The Panasonic SC-HT640W boasts a singular "gotta have" feature unequalled by most home-theater-in-a-box systems (HTIBs) selling for a lot more than the Panasonic's $300 list price: wireless surround speakers. Or to be more precise, its wireless surround speaker--the two rear surround channels emanate from a single wedge-shaped box that you place behind your sofa. The rear-channel box includes just a single wire--the one that plugs into the AC outlet. By comparison, most "wireless" HTIB speaker systems have a central wireless receiver (which plugs into the wall) connected to left and right surround speakers; that's three components and three wires. In addition to the allure of considerably less clutter, the Panasonic also offers a built-in five-disc changer and decent sound quality, especially when you consider that it costs less than an Xbox 360 or a top-of-the-line iPod.
The Panasonic SC-HT640W comprises a single receiver/DVD player head unit, three small front speakers (left, right, and center), and the wireless rear speaker unit. The entire ensemble is finished in silver. The receiver/DVD changer conforms to the plastic look common to just about every bargain-priced HTIB we can think of. That said, considering all the features packed into the unit, it's a reasonably compact design measuring a trim 2.75 inches high, 17 wide and deep.
The left- and right-front satellite speakers are just 5.2 inches tall, and the center speaker is 10.5 inches wide; the three speakers can be wall-mounted or placed on shelves or stands. The medium-density fiberboard subwoofer grabs the most floor space; it's 7.25 inches wide, 15.5 tall, and 10.5 deep. The satellites each use a single 2.5-inch woofer, while the center speaker has two; they're all tweeterless designs. The subwoofer has a front-mounted 6.5-inch woofer.
The big distinguishing feature of the SC-HT640W is the wireless surround speaker. It contains a wireless transceiver, so it's somewhat bulkier than its siblings, measuring 17 inches wide, 4.5 high, and 6.3 deep. It's virtually identical to Panasonic's $200 SH-FX80 wireless speaker. It needs to be plugged into an AC outlet for power, but--unlike every other so-called wireless rear-speaker system we've seen to date--the rear speaker's single-box housing precludes the need for cables strung along the back of the room. That's a big advantage for anyone that's particularly sensitive to the aesthetic challenges presented by your average surround system.
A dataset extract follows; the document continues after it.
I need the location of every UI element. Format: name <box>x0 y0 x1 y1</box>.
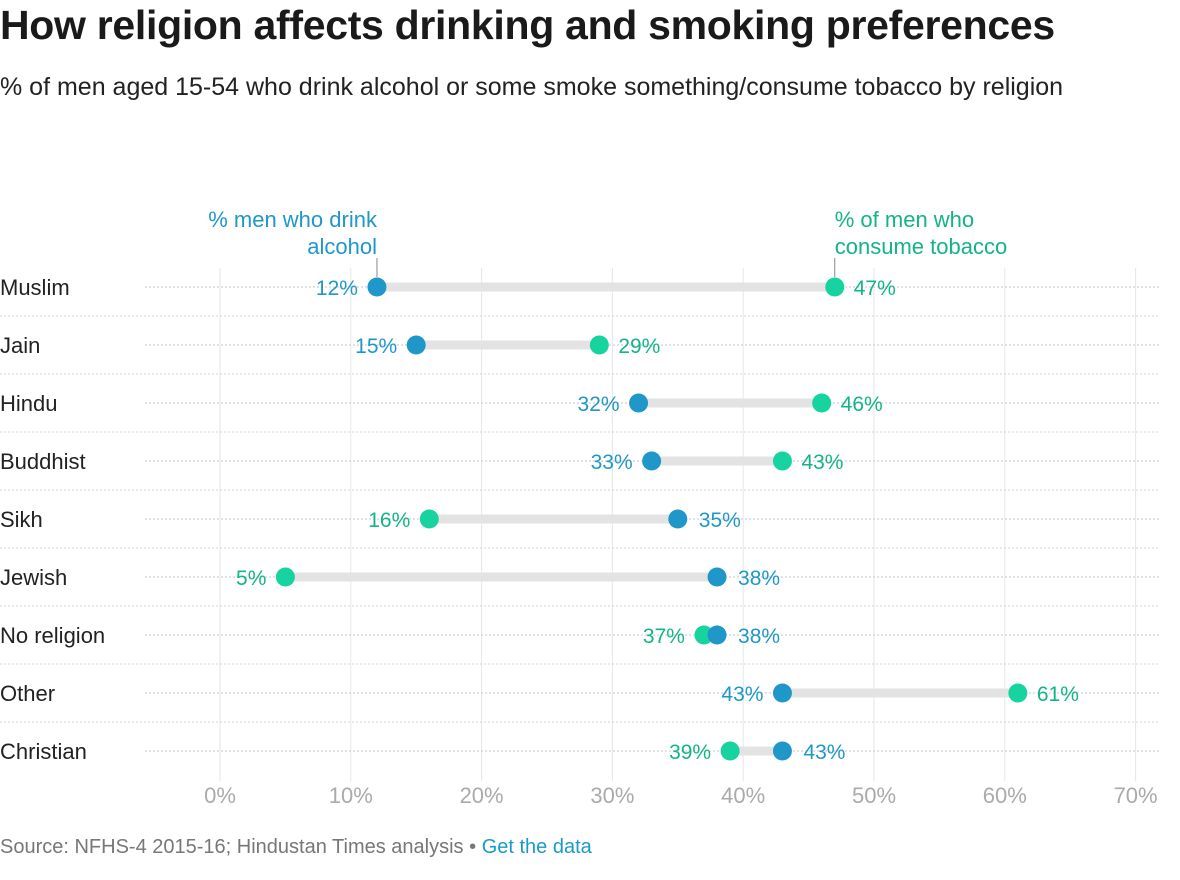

The Panasonic SC-HT640W's receiver/changer is one the rare HTIBs that quote rigorous FTC power ratings on its specifications page in the user manual. The digital amplifiers deliver 40 watts per channel to the left- and right-front speakers, 75 watts to the center speaker, and 65 watts to the subwoofer. The wireless surround speaker's built-in amplifiers dish out 40 watts to each of its two speakers. The system covers the usual gamut of Dolby Digital, Dolby Pro-Logic II, and DTS surround-processing modes. Moreover, the five-disc changer can play a better-than-average variety of audio and video discs; in addition to the standard DVDs and CDs (including the panoply of home-burned recordables), the SC-HT640W plays MP3, WMA, and JPEG discs, as well as DVD-Audio and DVD-RAM discs. The changer is one smooth operator, capable of swapping discs in 15 seconds, and the rear-mounted cooling fan keeps things from overheating.
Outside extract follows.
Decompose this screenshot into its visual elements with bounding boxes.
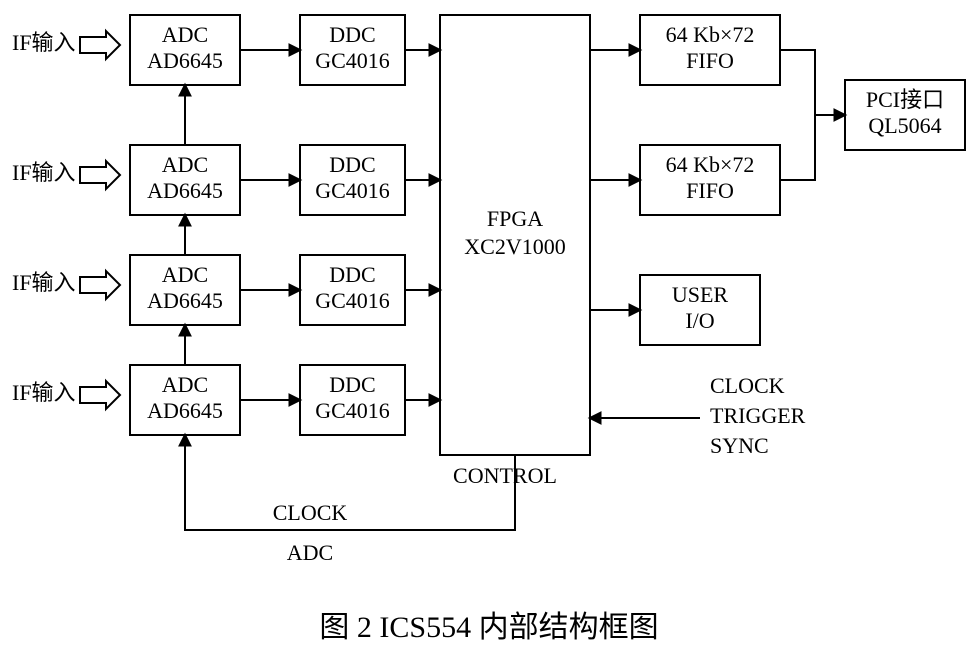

The Panasonic SC-HT640W includes the same complement of composite-video, S-Video, and progressive component-video outputs that you'd find on a DVD player--and not much else. A single set of analog (red and white) RCA audio inputs means you can make just one audio-only connection--from a VCR, a cable or satellite box, or a game system, for instance. But don't look for any video inputs, digital audio connectors, or HDMI options. On the upside, users can take advantage of the HT640W's two Music Ports--just a fancy name for a 1/8-inch minijack inputs on the front of the receiver and the wireless speaker. You can use whichever one is more convenient for easy hookup from an iPod or an MP3 player's headphone jack. (We had better luck with the one on the receiver's front panel.)
System setup is mostly a straightforward process. Even before we adjusted the balance of all the speakers, the sound was pretty good, which is a good thing, because the onscreen menu isn't the most logically designed system we've used. Automatic speaker configuration would be even better, but we don't expect that at this bargain price point. We liked the remote; its efficient button layout is easy to use and offers direct access to a four-position subwoofer volume-level adjustment, as well as finer gradations of volume control for the other speakers. It can also control the basic functions of Panasonic TVs, but not those of other brands.
After firing up a few DVDs and CDs, the pros and cons of the SC-HT640W quickly came into focus. The weakness of HTIBs with microsatellite speakers is that they sound undernourished. Sure, virtually all surround systems have subwoofers, but the matchup between satellite speakers and subwoofer can be an on-again, off-again thing, depending on the sound balance of the source material. Some small HTIBs are better than others in this regard, but the SC-HT640W's sat/sub blend was truly excellent. The sound was consistently full and rich; the subwoofer is an overachiever for its size and class and can definitely fill moderately large rooms with deep, well-defined bass.